Carne straniera spacciata per italiana, denunce dei Nas

7 Dicembre 2018

TERAMO. Frode in commercio: è l'accusa di cui devono rispondere tre imprenditori, titolari di aziende di lavorazione carni che si trovano nelle province di Teramo e Chieti denunciati dai carabinieri...

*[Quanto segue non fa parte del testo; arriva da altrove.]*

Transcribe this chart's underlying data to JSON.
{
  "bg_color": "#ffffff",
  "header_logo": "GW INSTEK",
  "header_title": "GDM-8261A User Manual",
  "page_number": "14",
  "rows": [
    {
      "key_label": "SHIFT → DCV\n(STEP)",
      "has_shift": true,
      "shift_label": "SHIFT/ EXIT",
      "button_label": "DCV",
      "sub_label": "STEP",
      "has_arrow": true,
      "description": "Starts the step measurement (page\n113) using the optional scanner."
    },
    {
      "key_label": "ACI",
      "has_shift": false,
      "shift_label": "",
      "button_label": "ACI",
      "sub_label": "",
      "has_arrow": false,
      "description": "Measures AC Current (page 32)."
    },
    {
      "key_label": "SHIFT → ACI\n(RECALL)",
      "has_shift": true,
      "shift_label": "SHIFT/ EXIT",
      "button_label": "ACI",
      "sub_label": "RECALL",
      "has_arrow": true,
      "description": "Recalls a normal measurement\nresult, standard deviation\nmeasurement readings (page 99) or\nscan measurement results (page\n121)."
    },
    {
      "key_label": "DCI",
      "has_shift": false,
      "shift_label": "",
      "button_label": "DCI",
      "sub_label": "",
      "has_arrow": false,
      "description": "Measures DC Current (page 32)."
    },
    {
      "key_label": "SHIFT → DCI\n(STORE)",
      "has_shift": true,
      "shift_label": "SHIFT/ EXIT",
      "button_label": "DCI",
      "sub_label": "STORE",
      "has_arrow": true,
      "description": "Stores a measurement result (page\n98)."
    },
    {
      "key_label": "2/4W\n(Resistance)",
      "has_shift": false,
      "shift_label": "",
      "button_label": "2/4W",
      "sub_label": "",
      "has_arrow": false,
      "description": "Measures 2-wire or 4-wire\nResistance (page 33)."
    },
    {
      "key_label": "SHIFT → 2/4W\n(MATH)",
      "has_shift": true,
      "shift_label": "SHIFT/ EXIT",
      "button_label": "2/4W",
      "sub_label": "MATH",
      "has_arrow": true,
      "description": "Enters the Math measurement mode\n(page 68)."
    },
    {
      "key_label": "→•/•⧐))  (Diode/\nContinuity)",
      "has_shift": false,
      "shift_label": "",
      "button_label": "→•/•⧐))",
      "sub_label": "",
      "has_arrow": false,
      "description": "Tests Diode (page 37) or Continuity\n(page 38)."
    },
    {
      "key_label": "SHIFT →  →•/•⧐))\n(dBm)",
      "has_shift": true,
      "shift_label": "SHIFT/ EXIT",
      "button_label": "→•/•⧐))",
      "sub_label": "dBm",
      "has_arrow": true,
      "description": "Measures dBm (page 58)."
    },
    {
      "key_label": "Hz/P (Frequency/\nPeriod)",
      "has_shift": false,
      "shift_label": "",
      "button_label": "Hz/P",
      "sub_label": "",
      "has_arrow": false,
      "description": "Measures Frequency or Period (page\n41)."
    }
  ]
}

TERAMO. Frode in commercio: è l'accusa di cui devono rispondere tre imprenditori, titolari di aziende di lavorazione carni che si trovano nelle province di Teramo e Chieti denunciati dai carabinieri del Nas di Pescara.
Nel caso avvenuto nel Teramano, sempre secondo l’accusa dei militari, il commerciante avrebbe etichettato della carne di tacchino come proveniente esclusivamente dall'Italia, quando al contrario la stessa apparteneva ad animali allevati in Spagna e Francia. L'illecito è stato scoperto dai carabinieri per la tutela della salute ricostruendo la filiera della tracciabilità dei prodotti.
Per quanto riguarda il caso del Chietino, invece, due degli indagati soci della stessa ditta, secondo l’accusa dei carabinieri pubblicizzavano i loro prodotti online come provenienti dalla macellazione di suini alimentati con mangimi locali, mentre i militari del nucleo antisofisticazioni hanno accertato che gli animali mangiavano prodotti industriali di altra provenienza. Le indagini dei Nas proseguono.